Nowadays, though, the characters are more often
big-shot celebrities, serial killers, globe-trotting hit men, cannibal
dope fiends and the like–over-the-top sociopathic cartoons who seem to
exist mostly in fiction. And these guys are usually criminally
clueless. These books aren’t presented as morality plays, but as
clusterfucks of stupidity and venality. These characters come
pre-doomed and pre-damned; dumbshits who seem compelled to make one
obviously bad decision after another–the sort of stupid choices that
owe more to plot machinations than anything else.
to them isn’t some slow, inevitable tragic fall from grace into the
darkness of the abyss, but more a turned-to-11 amplification of
atrocities and bad luck, betrayals and misunderstandings and
coincidences that, again, exist only in fiction.
Smith’s tack is deliberately provocative, and taken on its most general terms, there’s much to agree with.

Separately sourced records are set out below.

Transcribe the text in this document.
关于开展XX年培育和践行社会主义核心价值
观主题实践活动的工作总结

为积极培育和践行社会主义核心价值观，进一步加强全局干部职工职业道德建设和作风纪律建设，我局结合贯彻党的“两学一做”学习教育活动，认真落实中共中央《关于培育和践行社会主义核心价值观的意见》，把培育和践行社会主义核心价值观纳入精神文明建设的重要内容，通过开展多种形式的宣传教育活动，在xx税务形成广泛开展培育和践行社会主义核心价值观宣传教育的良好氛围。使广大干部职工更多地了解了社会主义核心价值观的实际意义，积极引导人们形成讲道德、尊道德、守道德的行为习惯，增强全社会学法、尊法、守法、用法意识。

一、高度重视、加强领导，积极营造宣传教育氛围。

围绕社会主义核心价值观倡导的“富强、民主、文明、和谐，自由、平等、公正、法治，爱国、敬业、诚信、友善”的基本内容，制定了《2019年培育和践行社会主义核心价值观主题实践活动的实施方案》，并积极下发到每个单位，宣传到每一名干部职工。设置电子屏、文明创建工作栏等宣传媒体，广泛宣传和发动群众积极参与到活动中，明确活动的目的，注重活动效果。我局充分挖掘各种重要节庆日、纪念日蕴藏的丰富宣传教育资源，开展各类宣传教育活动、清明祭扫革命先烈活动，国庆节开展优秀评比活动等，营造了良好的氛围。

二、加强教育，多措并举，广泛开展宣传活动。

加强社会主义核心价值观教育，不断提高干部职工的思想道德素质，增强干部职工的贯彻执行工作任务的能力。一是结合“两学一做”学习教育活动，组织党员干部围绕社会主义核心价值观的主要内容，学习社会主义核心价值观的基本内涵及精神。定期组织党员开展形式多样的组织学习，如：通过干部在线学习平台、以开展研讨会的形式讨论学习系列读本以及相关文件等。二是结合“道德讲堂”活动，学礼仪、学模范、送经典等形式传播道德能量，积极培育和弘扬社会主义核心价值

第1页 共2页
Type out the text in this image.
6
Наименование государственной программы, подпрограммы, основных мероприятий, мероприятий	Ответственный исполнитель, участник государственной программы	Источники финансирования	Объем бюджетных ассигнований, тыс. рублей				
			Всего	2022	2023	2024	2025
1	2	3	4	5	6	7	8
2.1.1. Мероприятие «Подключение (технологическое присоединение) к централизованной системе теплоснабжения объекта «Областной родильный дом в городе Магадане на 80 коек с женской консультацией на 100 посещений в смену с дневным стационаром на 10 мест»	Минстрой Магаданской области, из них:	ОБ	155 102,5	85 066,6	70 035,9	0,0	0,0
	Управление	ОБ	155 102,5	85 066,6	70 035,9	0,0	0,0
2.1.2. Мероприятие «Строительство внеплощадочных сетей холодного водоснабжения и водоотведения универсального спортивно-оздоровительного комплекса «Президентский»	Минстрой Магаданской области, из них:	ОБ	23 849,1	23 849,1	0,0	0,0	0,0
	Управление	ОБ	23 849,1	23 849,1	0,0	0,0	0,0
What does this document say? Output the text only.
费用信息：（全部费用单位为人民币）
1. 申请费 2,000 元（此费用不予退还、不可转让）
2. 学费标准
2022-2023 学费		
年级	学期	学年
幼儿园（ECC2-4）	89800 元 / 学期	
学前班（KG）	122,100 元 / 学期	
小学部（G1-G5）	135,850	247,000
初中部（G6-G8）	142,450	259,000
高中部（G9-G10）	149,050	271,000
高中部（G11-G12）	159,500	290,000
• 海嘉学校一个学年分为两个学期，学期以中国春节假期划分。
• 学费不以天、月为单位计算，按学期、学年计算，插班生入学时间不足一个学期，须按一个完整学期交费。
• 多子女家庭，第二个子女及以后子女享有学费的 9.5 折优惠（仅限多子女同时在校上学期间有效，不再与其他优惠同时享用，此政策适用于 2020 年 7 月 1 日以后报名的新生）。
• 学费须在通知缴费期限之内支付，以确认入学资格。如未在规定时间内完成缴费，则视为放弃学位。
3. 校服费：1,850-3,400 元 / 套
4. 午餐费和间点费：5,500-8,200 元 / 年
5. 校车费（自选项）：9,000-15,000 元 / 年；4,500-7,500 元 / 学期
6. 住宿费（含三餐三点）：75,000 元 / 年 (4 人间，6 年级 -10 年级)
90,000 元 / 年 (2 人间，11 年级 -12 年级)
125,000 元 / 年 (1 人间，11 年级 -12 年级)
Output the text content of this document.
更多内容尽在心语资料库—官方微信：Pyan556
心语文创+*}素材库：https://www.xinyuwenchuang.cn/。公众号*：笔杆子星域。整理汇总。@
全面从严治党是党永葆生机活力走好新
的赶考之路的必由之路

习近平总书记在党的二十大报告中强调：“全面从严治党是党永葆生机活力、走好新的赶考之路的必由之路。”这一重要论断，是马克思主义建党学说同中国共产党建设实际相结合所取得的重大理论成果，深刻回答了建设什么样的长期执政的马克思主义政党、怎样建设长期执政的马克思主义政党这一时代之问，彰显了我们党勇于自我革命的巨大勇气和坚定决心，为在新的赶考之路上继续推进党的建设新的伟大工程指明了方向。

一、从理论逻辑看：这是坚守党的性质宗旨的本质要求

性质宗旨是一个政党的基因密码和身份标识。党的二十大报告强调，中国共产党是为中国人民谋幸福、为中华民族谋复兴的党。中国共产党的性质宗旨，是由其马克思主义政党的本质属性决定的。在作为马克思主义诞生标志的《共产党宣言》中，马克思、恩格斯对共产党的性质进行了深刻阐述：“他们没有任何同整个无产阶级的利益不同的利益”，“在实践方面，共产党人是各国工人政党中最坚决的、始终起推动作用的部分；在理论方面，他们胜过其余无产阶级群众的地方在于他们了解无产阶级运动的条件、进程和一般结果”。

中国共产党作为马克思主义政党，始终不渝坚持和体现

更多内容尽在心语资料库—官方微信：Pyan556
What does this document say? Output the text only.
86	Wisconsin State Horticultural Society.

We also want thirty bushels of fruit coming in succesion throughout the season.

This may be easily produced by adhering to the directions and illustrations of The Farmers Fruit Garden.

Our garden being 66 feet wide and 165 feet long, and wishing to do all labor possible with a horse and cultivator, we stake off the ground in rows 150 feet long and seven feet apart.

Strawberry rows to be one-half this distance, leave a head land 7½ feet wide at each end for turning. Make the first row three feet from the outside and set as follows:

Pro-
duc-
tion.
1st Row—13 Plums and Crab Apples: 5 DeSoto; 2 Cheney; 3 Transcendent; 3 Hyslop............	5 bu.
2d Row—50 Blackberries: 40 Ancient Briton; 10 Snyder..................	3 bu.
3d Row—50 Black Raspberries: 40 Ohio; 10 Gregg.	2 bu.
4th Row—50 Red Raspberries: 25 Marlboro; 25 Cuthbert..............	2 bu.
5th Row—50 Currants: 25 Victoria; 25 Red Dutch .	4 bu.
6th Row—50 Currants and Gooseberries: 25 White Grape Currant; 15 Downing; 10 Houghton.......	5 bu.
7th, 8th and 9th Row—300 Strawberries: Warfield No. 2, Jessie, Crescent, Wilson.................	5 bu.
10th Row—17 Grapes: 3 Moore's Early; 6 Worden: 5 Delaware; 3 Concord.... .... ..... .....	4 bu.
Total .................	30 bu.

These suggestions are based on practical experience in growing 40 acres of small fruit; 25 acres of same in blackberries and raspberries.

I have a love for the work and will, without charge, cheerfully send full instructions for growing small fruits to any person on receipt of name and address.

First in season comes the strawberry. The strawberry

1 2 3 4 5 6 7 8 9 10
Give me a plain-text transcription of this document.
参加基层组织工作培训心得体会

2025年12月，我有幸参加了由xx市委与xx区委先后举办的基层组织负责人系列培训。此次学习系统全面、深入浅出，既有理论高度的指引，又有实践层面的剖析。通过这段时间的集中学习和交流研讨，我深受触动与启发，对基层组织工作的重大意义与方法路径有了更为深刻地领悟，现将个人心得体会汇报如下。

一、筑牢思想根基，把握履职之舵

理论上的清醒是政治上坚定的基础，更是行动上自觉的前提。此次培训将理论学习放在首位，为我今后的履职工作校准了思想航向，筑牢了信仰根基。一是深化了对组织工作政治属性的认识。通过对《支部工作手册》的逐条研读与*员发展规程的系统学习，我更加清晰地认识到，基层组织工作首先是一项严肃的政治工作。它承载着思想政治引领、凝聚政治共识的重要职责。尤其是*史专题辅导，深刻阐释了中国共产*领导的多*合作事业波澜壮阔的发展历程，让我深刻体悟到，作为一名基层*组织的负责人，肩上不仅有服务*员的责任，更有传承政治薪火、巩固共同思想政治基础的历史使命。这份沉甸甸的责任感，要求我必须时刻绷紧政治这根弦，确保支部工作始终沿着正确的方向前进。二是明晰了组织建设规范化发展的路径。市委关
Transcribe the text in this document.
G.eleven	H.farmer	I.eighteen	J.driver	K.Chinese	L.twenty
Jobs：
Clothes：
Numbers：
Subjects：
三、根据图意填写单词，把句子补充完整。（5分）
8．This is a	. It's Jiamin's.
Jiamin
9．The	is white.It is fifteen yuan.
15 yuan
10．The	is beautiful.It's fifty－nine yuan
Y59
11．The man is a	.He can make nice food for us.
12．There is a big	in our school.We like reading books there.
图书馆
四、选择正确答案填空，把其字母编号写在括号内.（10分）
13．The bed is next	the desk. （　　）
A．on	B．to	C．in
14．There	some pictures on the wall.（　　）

The number of nodding heads included Ed Gorman, who said that “too much of it is parodistic in nature, feeding on what came
before rather than extending and enhancing it, a literary exercise that
is essentially black comedy.”
The problem, as I and others pointed out in the Rap Sheet backblog string, is the lack of examples in Smith’s post. Steve Mosby best encapsulated the criticism with his comment:
Since everyone would agree that gratuitous violence is wrong – by
definition – the only real point I can see is that ‘new’ noir misses
the point of ‘old’ noir. But it’s impossible to discuss without
examples, as it seems to be a marketing objection more than anything?
Whether the authors you’re talking about would describe themselves as
noir or have been marketed as noir is surely pretty crucial, otherwise
you’re just saying you’re fed up with violence in books in general, and
there’s no need to talk about noir at all.
And Allan Guthrie, whose novel HARD MAN I cited right around the time Eddie Muller criticized it for many of the points Smith made (and much as I liked the book from a black comic standpoint, I did wonder if I would have enjoyed it even more had I been 100% invested in the characters as human beings instead of pieces of a literary chess board) went back in time for greater context:
It’s easy to say that extreme violence in fiction is a current
trend but don’t you think critics were saying that in the late
20s/early 30s in reaction to THE BASTARD, RED HARVEST, FAST ONE, etc.,
or THEY DON’T DANCE much in 1940, or KISS TOMORROW GOODBYE later in the
decade, or in response to some of Wade Miller (I’m thinking of the
excruciating torture scene in GUILTY BYSTANDER) and Jim Thompson’s work
in the 50s, or Jack Ehrlich in the 60s and 70s (try BLOODY VENGEANCE)?
Spillane wasn’t writing disturbingly violent books?
And really, Guthrie nails it. Humanity and emotion is independent of time; claims of gratuitous violence have been made for decades. And this argument will probably be raging a good 50 years from now, if not even later into the future.